I would snatch their hand off. 3.49% for 7 years is insane. Just goes to show how spoiled we have been with free money the last decade ( not you Mortgagee, just in general). Probably could squeeze out another 6 months to a year on variable and be ahead but at some point the rates will be up. I would take that in a heart beat!

Mortgagee

@VultureBoy hit the nail on the head regarding 5 year Cdn versus 30 year US mortgages. Not sure why thinks this makes the Canadian mortgage market less risky. On a 30 year mortgage, you have payment security and know exactly what your home is going to cost you over your lifetime, on a 5 year mortgage, you expose yourself to interest rate risk. Can you imagine what a sharp and sudden increase in mortgage rates would do right now?

shriller

@ Mortgage. Actually that sounds like a good deal. I think they probably want to bundle your mortgage into a covered bond. CMHC will likely start reining in the NHA-MBS pool once OFSI’s rules kick in and the banks make like 4-7 per cent on every mortgage in this pool. They’re just trying to squeeze a little bit more profit. But not from you. You’re just the conduit. So it could be good.
That said, the BoC won’t raise rates unless inflation takes off. But if commodities crash then the exchange rate depreciation will cause prices to rise (pass through). In this scenario rates could rise, maybe even quickly.

Anonymous

@Mortgagee: “Hasn’t the BOC basically painted itself into a corner? Wouldn’t even just a modest increase cause large scale carnage?”
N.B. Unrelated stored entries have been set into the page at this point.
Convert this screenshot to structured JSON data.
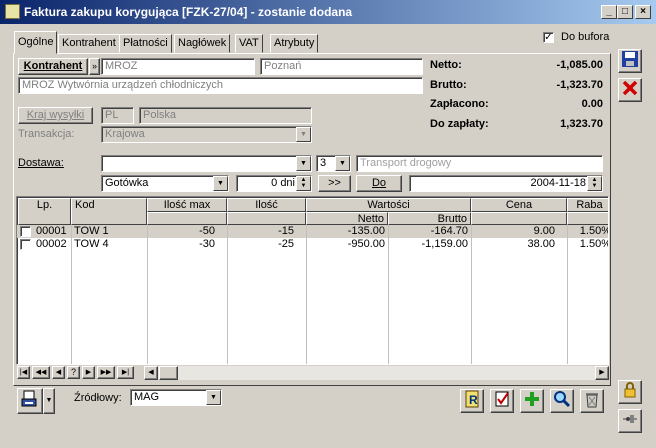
{
  "window": {
    "title": "Faktura zakupu korygująca [FZK-27/04]  - zostanie dodana"
  },
  "tabs": [
    {
      "label": "Ogólne"
    },
    {
      "label": "Kontrahent"
    },
    {
      "label": "Płatności"
    },
    {
      "label": "Nagłówek"
    },
    {
      "label": "VAT"
    },
    {
      "label": "Atrybuty"
    }
  ],
  "do_bufora": {
    "label": "Do bufora",
    "checked": true
  },
  "contractor": {
    "button_label": "Kontrahent",
    "code": "MROZ",
    "city": "Poznań",
    "name": "MROZ Wytwórnia urządzeń chłodniczych"
  },
  "country": {
    "button_label": "Kraj wysyłki",
    "code": "PL",
    "name": "Polska"
  },
  "transaction": {
    "label": "Transakcja:",
    "value": "Krajowa"
  },
  "delivery": {
    "label": "Dostawa:",
    "value": "",
    "number": "3",
    "method": "Transport drogowy",
    "payment": "Gotówka",
    "days": "0 dni",
    "arrow_label": ">>",
    "do_label": "Do",
    "date": "2004-11-18"
  },
  "summary": {
    "netto_label": "Netto:",
    "netto": "-1,085.00",
    "brutto_label": "Brutto:",
    "brutto": "-1,323.70",
    "paid_label": "Zapłacono:",
    "paid": "0.00",
    "due_label": "Do zapłaty:",
    "due": "1,323.70"
  },
  "table": {
    "headers": {
      "lp": "Lp.",
      "kod": "Kod",
      "ilosc_max": "Ilość max",
      "ilosc": "Ilość",
      "wartosci": "Wartości",
      "netto": "Netto",
      "brutto": "Brutto",
      "cena": "Cena",
      "rabat": "Raba"
    },
    "rows": [
      {
        "lp": "00001",
        "kod": "TOW 1",
        "ilosc_max": "-50",
        "ilosc": "-15",
        "netto": "-135.00",
        "brutto": "-164.70",
        "cena": "9.00",
        "rabat": "1.50%"
      },
      {
        "lp": "00002",
        "kod": "TOW 4",
        "ilosc_max": "-30",
        "ilosc": "-25",
        "netto": "-950.00",
        "brutto": "-1,159.00",
        "cena": "38.00",
        "rabat": "1.50%"
      }
    ]
  },
  "bottom": {
    "source_label": "Źródłowy:",
    "source_value": "MAG"
  },
  "nav_buttons": [
    "|◀",
    "◀◀",
    "◀",
    "?",
    "▶",
    "▶▶",
    "▶|"
  ]
}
The BOC rates are not significantly influenced by mortgages. Other factors such as inflation would trump the carnage that will be caused when rates rise.

Ravishing Rick

Cut the music!

From Market Watch 14 minutes ago: One old-pro Vancouver Realtor told me, “Look, interest rates are going to go up in Canada. Maybe later than sooner. We all know that. But you’re not going to see a real-estate bubble pop, like it did in the United States. What we’re starting to see here now is some of the air slowly coming out of the bubble. We don’t do things here the way you do in the States.” Thank heavens for that.

http://www.marketwatch.com/story/no-real-estate-bubble-pop-expected-in-canada-2012-05-24

What a bunch of crap! Hit the toilet flushing music!